基于大型语言模型评估医生与聊天机器人的互动：使用 ChatGPT 对希腊医疗保健行业进行全国性研究的启示

在这个以人工智能为重点的时代，研究人员正在深入研究人工智能在医疗保健领域的应用，而 ChatGPT 则是其中的一个重点。这项希腊研究涉及来自不同地区的 182 名医生，使用的是与 ChatGPT 4.0 连接的定制网络应用程序。来自不同科室、具有不同经验水平的医生参与了 ChatGPT，ChatGPT 提供了量身定制的回复。在一个多月的时间里，我们使用 1-5 级评分表收集了数据。结果显示，医生对清晰度、响应时间、准确性和总体满意度这四项标准的满意度各不相同。ChatGPT 的响应速度获得了较高的评分（3.85/5.0），而信息清晰度则获得了中等评分（3.43/5.0）。一个重要的观察结果是医生的经验与他们对 ChatGPT 的满意度之间的相关性。经验丰富的医生（21 年以上）的满意度（2.80-3.74/5.0）低于经验不足的医生（3.43-4.20/5.0）。在医学领域层面，与其他领域相比，内科在评价标准方面的满意度较高（从 3.56 到 3.88 不等），而精神病学的总体评分较高，从 3.63 到 5.00 不等。研究还对两个科室进行了比较：与泌尿科相比，内科对所提供信息的准确性和清晰度、响应时间和整体满意度更高。这些研究结果阐明了卫生部门的特殊需求，并强调了 ChatGPT 在提供专业医疗信息方面的潜力和需要改进的地方。尽管目前还存在一些局限性，但 ChatGPT 目前的版本为医疗界提供了宝贵的资源，预示着它将进一步发展并有可能融入医疗实践。

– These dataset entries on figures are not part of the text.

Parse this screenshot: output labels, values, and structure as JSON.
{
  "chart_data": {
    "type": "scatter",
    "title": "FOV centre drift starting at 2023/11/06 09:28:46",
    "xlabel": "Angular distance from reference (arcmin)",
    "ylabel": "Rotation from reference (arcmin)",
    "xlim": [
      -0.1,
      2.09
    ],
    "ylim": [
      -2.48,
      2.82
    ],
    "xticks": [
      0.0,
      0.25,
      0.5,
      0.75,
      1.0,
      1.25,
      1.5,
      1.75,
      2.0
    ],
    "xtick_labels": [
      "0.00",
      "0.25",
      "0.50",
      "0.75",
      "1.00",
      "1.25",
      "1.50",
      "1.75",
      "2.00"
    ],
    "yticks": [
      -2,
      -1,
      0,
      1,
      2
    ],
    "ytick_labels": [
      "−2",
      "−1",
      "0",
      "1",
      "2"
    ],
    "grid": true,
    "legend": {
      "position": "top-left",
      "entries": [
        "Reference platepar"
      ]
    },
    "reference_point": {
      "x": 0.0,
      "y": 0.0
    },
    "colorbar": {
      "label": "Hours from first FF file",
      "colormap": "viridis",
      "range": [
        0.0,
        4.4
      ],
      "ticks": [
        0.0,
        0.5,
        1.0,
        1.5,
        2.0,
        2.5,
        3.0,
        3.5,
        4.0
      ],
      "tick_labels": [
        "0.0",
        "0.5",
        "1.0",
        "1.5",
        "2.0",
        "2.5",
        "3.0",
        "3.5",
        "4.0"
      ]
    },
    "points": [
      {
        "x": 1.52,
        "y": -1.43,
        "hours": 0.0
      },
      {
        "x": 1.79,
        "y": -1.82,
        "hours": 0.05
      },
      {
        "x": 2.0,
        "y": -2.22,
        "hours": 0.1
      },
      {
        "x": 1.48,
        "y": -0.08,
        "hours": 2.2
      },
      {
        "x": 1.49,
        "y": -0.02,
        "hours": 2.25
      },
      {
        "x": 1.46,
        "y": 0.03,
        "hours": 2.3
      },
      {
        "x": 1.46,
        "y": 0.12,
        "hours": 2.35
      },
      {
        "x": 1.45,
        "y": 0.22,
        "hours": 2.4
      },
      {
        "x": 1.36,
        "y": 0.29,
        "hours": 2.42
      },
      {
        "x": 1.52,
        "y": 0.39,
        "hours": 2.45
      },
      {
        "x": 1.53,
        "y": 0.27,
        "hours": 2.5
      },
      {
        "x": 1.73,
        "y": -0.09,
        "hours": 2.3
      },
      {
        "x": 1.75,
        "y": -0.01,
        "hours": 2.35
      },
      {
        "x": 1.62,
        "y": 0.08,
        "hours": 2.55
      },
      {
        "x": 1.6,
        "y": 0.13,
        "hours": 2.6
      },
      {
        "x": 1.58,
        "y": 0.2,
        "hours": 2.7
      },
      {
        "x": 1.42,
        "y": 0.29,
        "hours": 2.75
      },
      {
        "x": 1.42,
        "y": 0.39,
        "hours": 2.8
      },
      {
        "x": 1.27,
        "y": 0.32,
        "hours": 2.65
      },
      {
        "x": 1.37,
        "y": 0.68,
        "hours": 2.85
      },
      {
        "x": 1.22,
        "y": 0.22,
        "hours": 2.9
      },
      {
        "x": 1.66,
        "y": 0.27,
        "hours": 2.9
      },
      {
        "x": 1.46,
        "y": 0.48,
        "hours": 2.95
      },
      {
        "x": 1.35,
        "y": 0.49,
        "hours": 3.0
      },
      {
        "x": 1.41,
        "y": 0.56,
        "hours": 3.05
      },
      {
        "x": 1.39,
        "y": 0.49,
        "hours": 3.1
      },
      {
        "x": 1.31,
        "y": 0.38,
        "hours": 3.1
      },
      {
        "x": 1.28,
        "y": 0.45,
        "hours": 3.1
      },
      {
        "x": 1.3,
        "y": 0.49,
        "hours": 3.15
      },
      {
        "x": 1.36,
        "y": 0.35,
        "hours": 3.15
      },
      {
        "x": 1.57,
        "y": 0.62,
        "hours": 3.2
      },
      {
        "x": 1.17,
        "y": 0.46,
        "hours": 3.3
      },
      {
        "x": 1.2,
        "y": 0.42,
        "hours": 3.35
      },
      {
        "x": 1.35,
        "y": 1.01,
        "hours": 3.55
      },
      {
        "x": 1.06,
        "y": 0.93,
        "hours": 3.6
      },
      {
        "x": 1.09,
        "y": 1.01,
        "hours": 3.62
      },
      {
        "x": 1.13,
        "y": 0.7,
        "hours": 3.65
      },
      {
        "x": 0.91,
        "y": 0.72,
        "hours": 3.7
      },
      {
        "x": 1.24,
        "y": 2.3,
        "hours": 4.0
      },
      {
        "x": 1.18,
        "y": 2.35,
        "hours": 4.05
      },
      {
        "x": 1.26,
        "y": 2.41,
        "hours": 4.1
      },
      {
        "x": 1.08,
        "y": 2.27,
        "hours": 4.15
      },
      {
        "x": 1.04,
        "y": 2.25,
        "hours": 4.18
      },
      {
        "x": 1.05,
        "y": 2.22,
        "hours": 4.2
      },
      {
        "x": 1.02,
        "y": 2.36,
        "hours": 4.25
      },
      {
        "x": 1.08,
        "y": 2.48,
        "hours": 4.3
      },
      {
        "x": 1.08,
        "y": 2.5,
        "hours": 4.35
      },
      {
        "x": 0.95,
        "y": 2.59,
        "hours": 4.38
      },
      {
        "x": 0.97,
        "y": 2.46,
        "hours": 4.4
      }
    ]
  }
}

本文章由计算机程序翻译，如有差异，请以英文原文为准。

求助全文

约1分钟内获得全文去求助

来源期刊

Computers in Human Behavior Multiple-

CiteScore

19.10

自引率

4.00%

发文量

381

审稿时长

40 days

期刊介绍： Computers in Human Behavior is a scholarly journal that explores the psychological aspects of computer use. It covers original theoretical works, research reports, literature reviews, and software and book reviews. The journal examines both the use of computers in psychology, psychiatry, and related fields, and the psychological impact of computer use on individuals, groups, and society. Articles discuss topics such as professional practice, training, research, human development, learning, cognition, personality, and social interactions. It focuses on human interactions with computers, considering the computer as a medium through which human behaviors are shaped and expressed. Professionals interested in the psychological aspects of computer use will find this journal valuable, even with limited knowledge of computers.